Kanata Sorami, a young Private in the army, arrives in Seize to serve in the Clocktower Fortress and learn the trumpet under the tutelage of Master Sergeant Rio Kazumiya. Though peace hangs uneasily over the world, Kanata finds a relaxing routine of laundry, shopping, and trumpet practice greets her at her new post instead of brutal drilling and discipline. With help from the other members of the all-female 1121st Platoon, Kanata finds her place in the bustling city, bringing joy and humor to the war-weary residents while learning a great deal about the world.
Many centuries into the future, humans live as part of the Fractale system, a computer program that moderates their activity to ensure a free and peaceful existence. But while life is indeed comfortable, the cost of growing up in virtual reality communities filled with holographic people called 'doppels' means that it can also get lonely. For Clain living estranged from his parents, adventure finally knocks when he rescues a mysterious girl called Phryne, who appears to be on the run. She spends only a short time with him before hurriedly moving on but leaves behind an unexpected gift: the curious and frustratingly whimsical doppel called Nessa! As Clain learns to adjust to his new friend and survive the scrapes she gets him into, he discovers that she and Phryne are at the heart of a great conspiracy. If he is ever to gain a sense of purpose, Clain will have to leave his comfortable existence and challenge the only thing he has ever known, the Fractale system itself.
I found the feel of these two series to be very similar. Both series feature a world that is at first glance idyllic and peaceful, but is over time revealed to be deeply scarred beneath the surface. Both Fractale and Sora no Woto also feature optimistic protagonists, similar art styles and unique European-style settings, as well a general lighthearted feel despite the dark themes also apparent in the show.
Sousuke Sagara is far from the average high school student - not only is he highly trained in military tactics, he puts his knowledge to use in every single applicable situation (and even those nonapplicable ones.) So, when confronted with high school, he tends to turn average high school experiences into off-the-wall adventures. Love letters become terrorist threats and field trips become commando operations; his survival depends on the watchful eye of his best friend and classmate, Kaname. Together, they may just make it out of high school alive...
Centered in a war/violent ridden setting, each of these series brings a lot of humor and slice of life activities to an otherwise dreary place. With major secrets being in place around some major characters, these series seem to have a bit in common.
In another world, there exist many countries, each with different cultures, customs, and traditions. From technological marvels to folk legends, each location yields a vast wealth of insight of its people: their hopes and their dreams, their failures and fears. Kino is a traveler whose goal is to visit as many new places as possible, learning about others' ways of life, but also making sure to stay clear of their affairs. Together with the talking motorrad Hermes, Kino sets out to explore the beautiful world and meet its inhabitants, wherever they may be.

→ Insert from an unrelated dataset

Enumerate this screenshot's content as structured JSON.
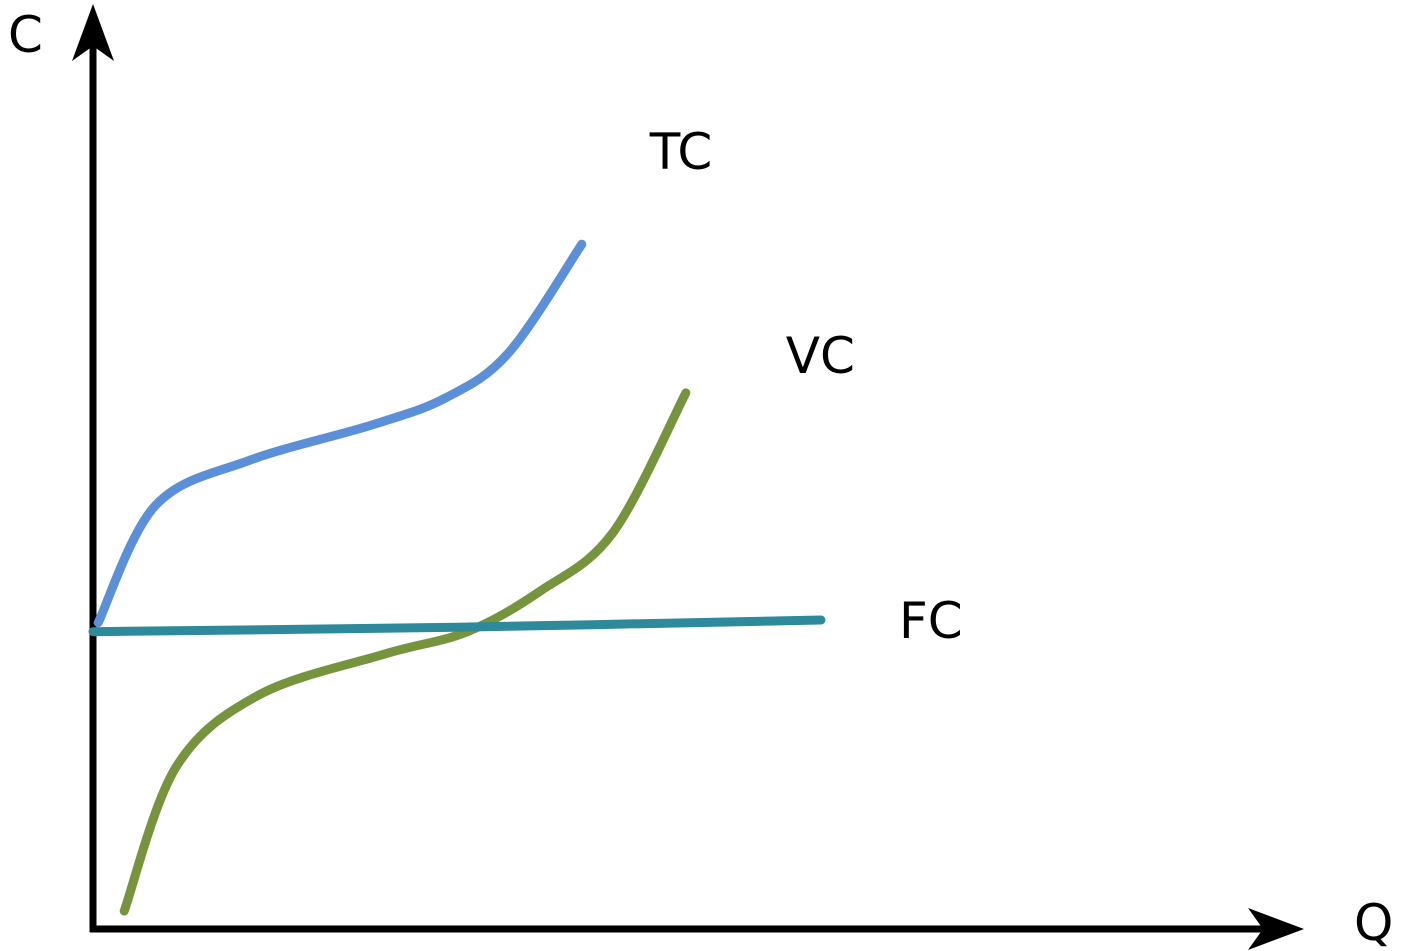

Both series feature a strong-willed young woman in a leading role. Though So-Ra-No-Wo-To's Kanata is far more obviously female than her counterpart in Kino no Tabi, both retain a genderless innocence as they learn about the culture of their fascinating settings - creating a new moral every episode, in a melancholy yet somehow optimistic vision of their Beautiful World.
Both stories are about young/cute/innocent/cheerful girls in post-apocalyptic military-type situations (situations that involve a much larger political backdrop than the characters are maybe aware of), although So-Ra-No-Wo-To is a bit more cutesy-slice-of-lifey than Fam, the Silver Wing.
The studious and uptight Chiaki is well-known as the top pianist of his school, and dreams of becoming a world-class conductor like his idol, Viera; but his fear of flying (which makes studying abroad impossible) combined with a recent break-up and dismissal from his piano instructor causes that future to seem both bleak and unlikely. After collapsing outside of his apartment, drunk, Chiaki inadvertently meets a young woman named Nodame who, while quite talented at the piano, is unclean, clumsy, and haphazard. Despite being almost polar opposites, the two begin to grow closer and work, together, to overcome the obstacles in their careers.
Although much more serious in places, Sora is like Nodame because they have a lot to do with music, are centered around comedy and the female leads in each are slightly air-headed. It isn't a sure thing, but I think if you enjoy one you'll enjoy the other.